Endoscopically Assisted Microneurosurgery (EAM)
With prompt access to deeply located intracranial lesions of the brain, cerebrospinal fluid system, and its vessels, endoscopy can be used to support microsurgical interventions and test their effectiveness. This method of surgery is called “endoscopically assisted microneurosurgery” (EAM). The operating microscope provides the neurosurgeon with direct illumination and enlargement of the operating field, but it only allows a detailed image of surface structures. For visualization and preparation of anatomical structures located deeper, it is required to influence healthy anatomical zones located on the surface, which inevitably leads to their injury. The combination of the microsurgical method of surgery with endoscopy allows this to be avoided since with the help of an endoscope it is possible to see structures located under and above the surface without injuring them.

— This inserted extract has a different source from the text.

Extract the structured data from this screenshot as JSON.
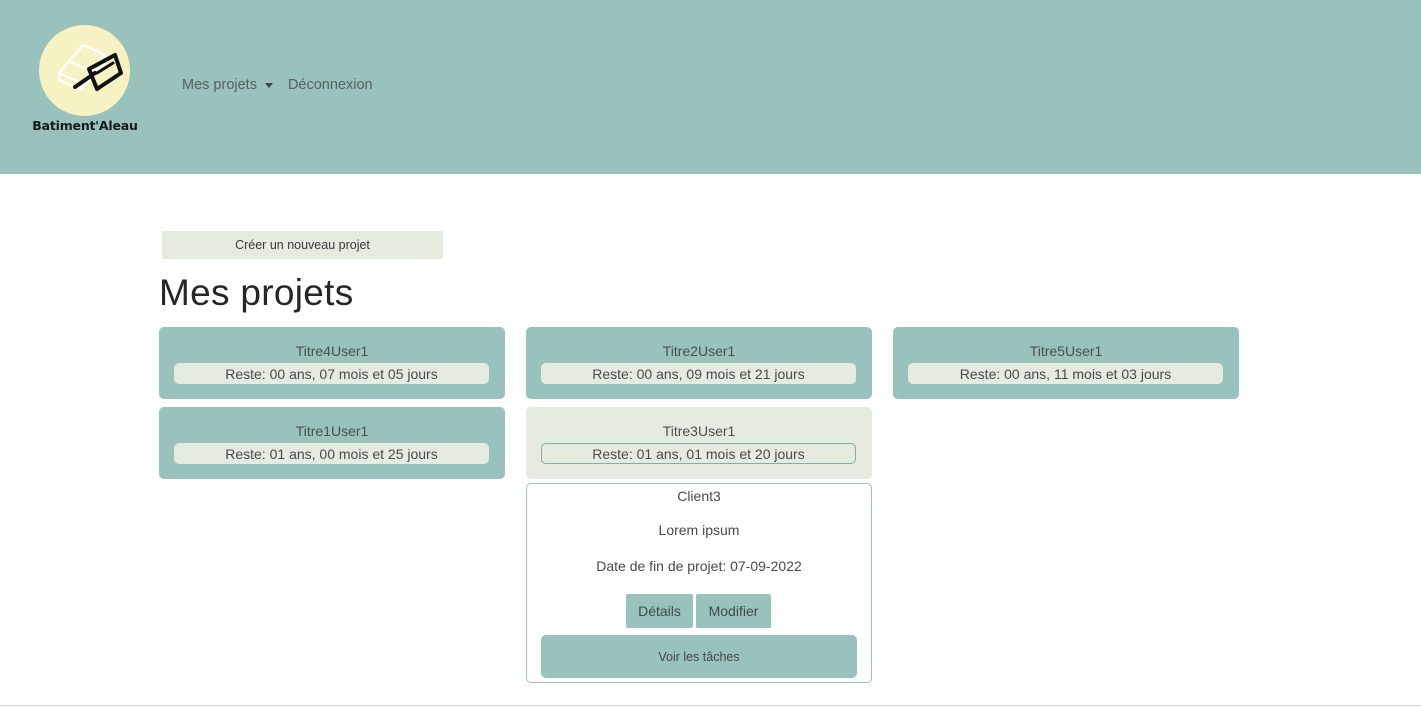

The surgical microscope is used to insert and guide the endoscope during Endoscopically Assisted Microneurosurgery (EAM). During the operation, the endoscope guarantees optimal visibility when dissecting deeply located structures, as well as reducing trauma to the surgical field caused by the neurosurgical intervention.
The rigidity of endoscopes and other microsurgical instruments is a condition for their good control by the hands of a neurosurgeon during surgery. Since endoscopic observation is possible only in preformed anatomical cavities, Endoscopically Assisted Microneurosurgery (EAM) is effective and beneficial only in the surgical treatment of local lesions or lesions that extend to the subarachnoid cisterns, as well as the ventricular space (perforating branches).

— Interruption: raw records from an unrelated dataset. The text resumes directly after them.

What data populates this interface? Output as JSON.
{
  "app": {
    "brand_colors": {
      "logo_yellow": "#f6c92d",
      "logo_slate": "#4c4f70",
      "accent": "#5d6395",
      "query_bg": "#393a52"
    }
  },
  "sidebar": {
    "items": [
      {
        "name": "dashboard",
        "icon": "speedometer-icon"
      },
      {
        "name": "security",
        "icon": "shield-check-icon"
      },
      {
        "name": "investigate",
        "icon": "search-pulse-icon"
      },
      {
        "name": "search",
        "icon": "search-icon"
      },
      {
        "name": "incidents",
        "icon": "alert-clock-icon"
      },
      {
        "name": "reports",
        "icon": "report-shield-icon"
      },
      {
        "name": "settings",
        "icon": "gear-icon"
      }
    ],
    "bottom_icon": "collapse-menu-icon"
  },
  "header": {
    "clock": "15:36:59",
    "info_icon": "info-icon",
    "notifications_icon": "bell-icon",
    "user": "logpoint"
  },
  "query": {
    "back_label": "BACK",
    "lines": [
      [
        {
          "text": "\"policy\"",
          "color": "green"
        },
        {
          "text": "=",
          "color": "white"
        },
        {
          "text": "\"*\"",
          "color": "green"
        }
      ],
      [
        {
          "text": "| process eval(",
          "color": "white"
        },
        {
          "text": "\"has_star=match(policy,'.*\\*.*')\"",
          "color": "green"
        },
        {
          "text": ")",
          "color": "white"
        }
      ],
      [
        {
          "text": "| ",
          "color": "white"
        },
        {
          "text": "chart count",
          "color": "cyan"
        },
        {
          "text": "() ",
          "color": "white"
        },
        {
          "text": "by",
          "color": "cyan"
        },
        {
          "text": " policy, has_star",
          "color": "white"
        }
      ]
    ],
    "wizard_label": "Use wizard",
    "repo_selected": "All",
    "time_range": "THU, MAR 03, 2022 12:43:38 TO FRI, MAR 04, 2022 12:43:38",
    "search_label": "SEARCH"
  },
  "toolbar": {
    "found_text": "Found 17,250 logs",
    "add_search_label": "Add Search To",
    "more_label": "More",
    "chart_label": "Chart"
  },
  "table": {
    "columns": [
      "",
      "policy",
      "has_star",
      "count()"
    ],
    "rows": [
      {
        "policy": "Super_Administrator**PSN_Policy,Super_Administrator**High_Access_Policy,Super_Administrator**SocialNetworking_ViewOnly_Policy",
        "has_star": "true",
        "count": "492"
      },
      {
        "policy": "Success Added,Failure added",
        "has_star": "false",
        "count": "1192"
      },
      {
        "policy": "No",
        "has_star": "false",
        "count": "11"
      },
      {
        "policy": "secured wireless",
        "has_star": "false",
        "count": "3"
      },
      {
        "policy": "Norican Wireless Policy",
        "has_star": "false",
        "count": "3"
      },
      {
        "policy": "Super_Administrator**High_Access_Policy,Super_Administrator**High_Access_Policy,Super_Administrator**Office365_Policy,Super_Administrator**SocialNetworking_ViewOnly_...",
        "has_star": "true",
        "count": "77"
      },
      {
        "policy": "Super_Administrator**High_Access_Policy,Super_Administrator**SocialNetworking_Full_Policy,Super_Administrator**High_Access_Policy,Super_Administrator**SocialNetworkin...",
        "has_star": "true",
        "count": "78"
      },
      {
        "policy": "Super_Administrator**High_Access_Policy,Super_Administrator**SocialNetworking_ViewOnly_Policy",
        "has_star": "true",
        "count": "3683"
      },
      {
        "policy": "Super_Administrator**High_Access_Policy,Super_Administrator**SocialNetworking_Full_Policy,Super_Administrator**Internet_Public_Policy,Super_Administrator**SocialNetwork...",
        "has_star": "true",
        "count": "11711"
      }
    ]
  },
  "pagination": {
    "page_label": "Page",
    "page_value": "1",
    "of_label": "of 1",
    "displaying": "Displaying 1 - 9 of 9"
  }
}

Endoscopically Assisted Microneurosurgery (EAM) has been shown to be particularly effective:
- in the treatment of neurovascular conflicts in the cerebellopontine angle with trigeminal and glossopharyngeal neuralgia (Fig. 1);
- in the treatment of extensive as well as cystic lesions in the basal and parapineal cisterns and in the third ventricle (Fig. 2).
Endoscopic control of the microsurgical process is also of great benefit in transphenoidal access to lesions in the Turkish saddle and adjacent areas (Fig. 3).

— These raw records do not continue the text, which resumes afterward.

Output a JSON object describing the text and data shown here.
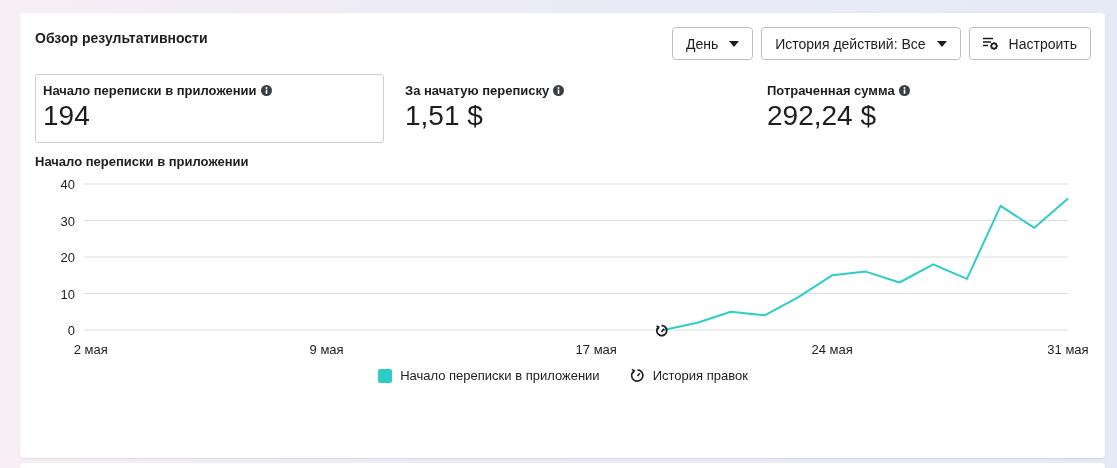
{
  "card": {
    "title": "Обзор результативности",
    "controls": [
      {
        "kind": "dropdown",
        "label": "День"
      },
      {
        "kind": "dropdown",
        "label": "История действий: Все"
      },
      {
        "kind": "settings",
        "label": "Настроить"
      }
    ],
    "metrics": [
      {
        "label": "Начало переписки в приложении",
        "value": "194",
        "selected": true
      },
      {
        "label": "За начатую переписку",
        "value": "1,51 $",
        "selected": false
      },
      {
        "label": "Потраченная сумма",
        "value": "292,24 $",
        "selected": false
      }
    ],
    "chart_title": "Начало переписки в приложении",
    "chart_data": {
      "type": "line",
      "x": [
        19,
        20,
        21,
        22,
        23,
        24,
        25,
        26,
        27,
        28,
        29,
        30,
        31
      ],
      "series": [
        {
          "name": "Начало переписки в приложении",
          "color": "#2ecdc6",
          "values": [
            0,
            2,
            5,
            4,
            9,
            15,
            16,
            13,
            18,
            14,
            34,
            28,
            36
          ]
        }
      ],
      "xlim": [
        1.8,
        31
      ],
      "ylim": [
        0,
        40
      ],
      "xticks": [
        {
          "value": 2,
          "label": "2 мая"
        },
        {
          "value": 9,
          "label": "9 мая"
        },
        {
          "value": 17,
          "label": "17 мая"
        },
        {
          "value": 24,
          "label": "24 мая"
        },
        {
          "value": 31,
          "label": "31 мая"
        }
      ],
      "yticks": [
        0,
        10,
        20,
        30,
        40
      ],
      "grid": true
    },
    "history_marker": true,
    "legend": [
      {
        "kind": "series"
      },
      {
        "kind": "history",
        "label": "История правок"
      }
    ]
  }
}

One of the most important functions of endoscopically assisted microneurosurgery (EAM) is to treat aneurysms, especially in the posterior wall of the internal carotid artery (Figs. 4 and 5) and posterior circulation (Fig. 6).
Endoscopically assisted microneurosurgery (EAM) usually uses endoscopes with a lens at an angle of 0 ° and 30 °. In the treatment of large and cystic lesions, endoscopic observation is carried out gradually by inserting the instrument "manually" during the operation. In the case of cerebral aneurysms, the endoscope should be secured with an appropriate system of holders in the operating field, and, if possible, through access that is not used in the microsurgical method. The only way to avoid damage to important vascular structures in the affected area (perforating branches) is to combine timely endoscopic and microsurgical control.
Professional training in these neurosurgeon skills is crucial for the combination of endoscopy and microsurgery. Strategic placement of monitors in the operating room is also required. The availability of specific endoscopes and holder systems is essential for achieving good results in endoscopically assisted brain microneurosurgery (EAM).